Writing and the Value of Downtime

I am a regular contributor to Quora.com, the website that answers all your questions and asks you to contribute answers–if you have any. As a decades-long writer and someone who teaches writing, you can guess what I answer questions about.

One of the questions that I get frustrated with are people who continually ask how they can write faster: “How can I write a book in under a month?” “How can I increase my speed up to fifteen pages a day?” etc. You get the drift. It worries me because they are concerned with volume when what they should be concerned about is quality of content.

Currently, Amazon is putting out more than a million new book titles per year. Most of those are self published, as are most of mine. And I am ashamed to say, many of those million titles are dreck. A lot of that is because people still have the mindset that you don’t need to put thought into what you are writing. All you have to do is put a book out there and–presto!–you’re a millionaire!

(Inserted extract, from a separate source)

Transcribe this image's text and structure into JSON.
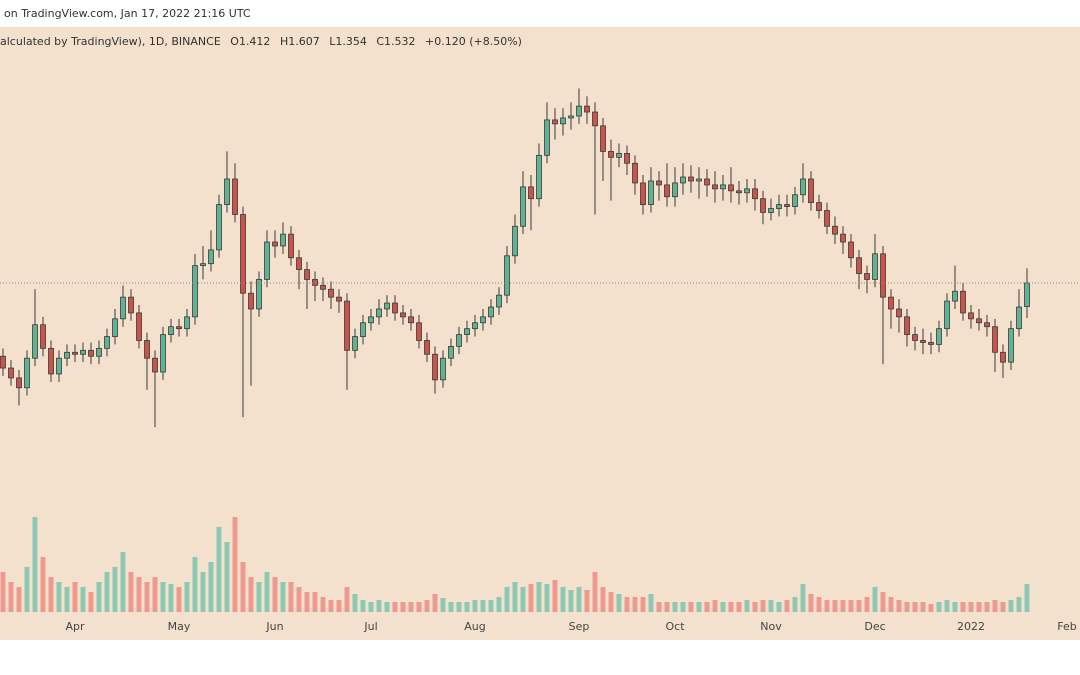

Well, boys and girls, sorry to disappoint you. It doesn’t work that way. Writing is much more than just coming up with an idea, spending a month or two drafting up some words and then throwing it out for the unwashed masses to consume. It’s hard work.

That’s why I find myself slowing down as I write more books. Less is more. And even though there are those authors who still go to their keyboard each morning and just start typing, assuming that the muse will tell them what to write, I don’t work that way. My time is important, my labor is important. My first novel that I wrote I spent two years wandering through the wilderness (I speak metaphorically, of course), trying to figure out what the book was about. And that taught me something.

Now I take more time to figure out what the book is about before I start writing.

And even after I start writing, I need my downtime. Right now, I am coming to the end of a section, and I know the next chapter is a crucial ending to a time period. I want to get it right, and a lot of that is how I structure my scenes. I can’t just go in and start writing.

So what do I do? Yesterday, I got on my riding lawnmower and mowed about an acre of lawn. My earbuds were on and I was listening to my favorite tunes, but my mind was on my book. And because the logical side of my brain was occupied with mowing, my left, or creative side, of my brain was free to work on the chapter and come up with some solutions.

Today, I followed that up with a dog walk. While Juno, our dachshund-terrier mix was looking for places to do her business, I was taking care of business in my mind.

Over the years, my wife has learned that when I volunteer to wash dishes, fold laundry, rake leaves, mow the lawn or do other mundane tasks, chances are I am trying to work out writing problems in my brain. And it usually works.

Now I need to take those solutions and apply them. Of course, this is how I fix things. You have to figure out what works for you.